Wide-eyed vaping advocates would have us seriously believe that the tobacco industry, with its billions of dollars in assets and long history of acquisitions, will not somehow soon swallow up most of these just as it did small tobacco companies all over the world.
No tobacco company currently acquiring e-cigarette brands is desisting in any way from attacking effective tobacco control. Plain packs are being attacked. Every day BAT bleats on Twitter about how high tobacco tax – the most important plank in comprehensive tobacco control – is causing more illicit trade.
The message is clear: taxes should be lowered, to make smoking more affordable and to arrest brutal falls in smoking.
Quite obviously, this is not an industry which wants smokers to stop smoking. It’s an industry with a business plan to have smokers keep smoking and to also vape when they can’t smoke.
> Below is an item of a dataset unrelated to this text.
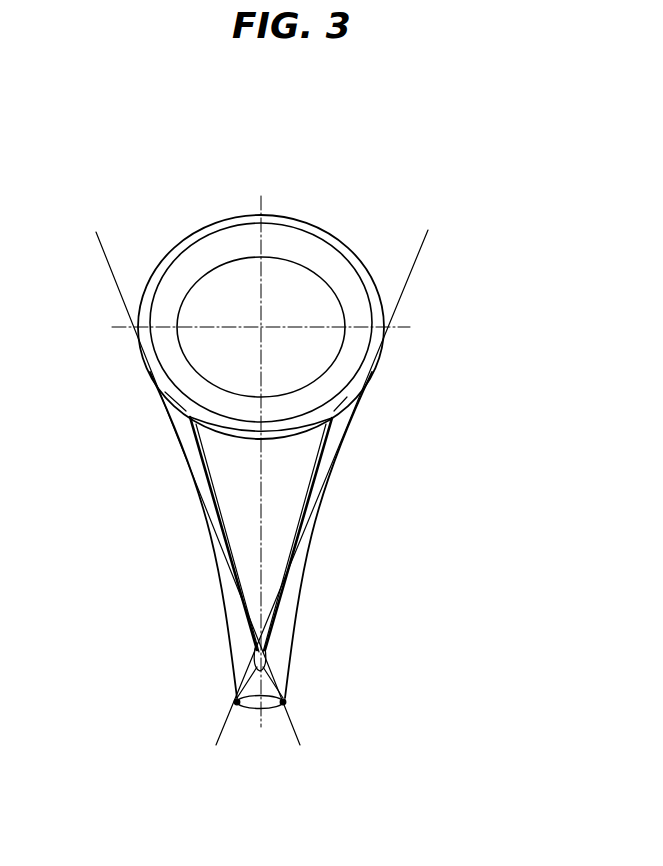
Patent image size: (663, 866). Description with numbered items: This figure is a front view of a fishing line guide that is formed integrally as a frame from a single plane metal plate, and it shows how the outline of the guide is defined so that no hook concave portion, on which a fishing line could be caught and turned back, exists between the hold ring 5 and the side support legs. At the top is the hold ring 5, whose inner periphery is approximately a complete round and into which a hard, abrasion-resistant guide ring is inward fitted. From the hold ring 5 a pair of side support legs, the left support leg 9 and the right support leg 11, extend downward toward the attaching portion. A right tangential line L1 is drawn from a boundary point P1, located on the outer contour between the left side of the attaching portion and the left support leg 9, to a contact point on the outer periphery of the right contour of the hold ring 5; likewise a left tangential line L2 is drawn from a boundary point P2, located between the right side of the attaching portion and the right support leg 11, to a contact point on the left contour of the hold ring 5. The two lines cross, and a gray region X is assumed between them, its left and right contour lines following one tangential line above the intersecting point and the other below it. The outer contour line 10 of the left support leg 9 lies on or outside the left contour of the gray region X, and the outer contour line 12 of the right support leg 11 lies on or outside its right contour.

It is an industry that understands how to erode the nicotine consumption “downtime” caused by smoke-free policies that have badly reduced sales. And guess what? This is exactly what most smokers who vape are doing.
The concept of e-cigarettes being a “gateway” into smoking has been rightly criticised as being an imprecise and vague, often being little more than crude “after therefore because of” reasoning.
But glib dismissals of the rapid rise of teenage use in “kids just try stuff” throw-away lines ignores the many appeals of vaping to teenagers and the fact that youth smoking is the lowest on record. Increasingly, most kids don’t “just try” smoking.
A very useful model of how e-cigarettes may work as a catalyst for smoking has recently been published. The authors provide a causal hypotheses for the initiation of e-cigarette use and for the potential transition to tobacco smoking that highlights the combined factors of:
- perceived negligible risk
- attractive taste options
- lower price
- inconspicuous use
- higher level of peer acceptance.
This model could stimulate important research into understanding e-cigarette uptake and any apparent transition to smoking.
We are well on track to see the end of the tobacco epidemic in this country. E-cigarettes may have a role in that. Time will tell. But there are major concerns about the core claims being made for e-cigarettes.
Australia should consider any policy changes in harm reduction very carefully. We should all be open to quality evidence that might suggest that this time we have something different. But equally, we do not want to repeat mistakes of the past.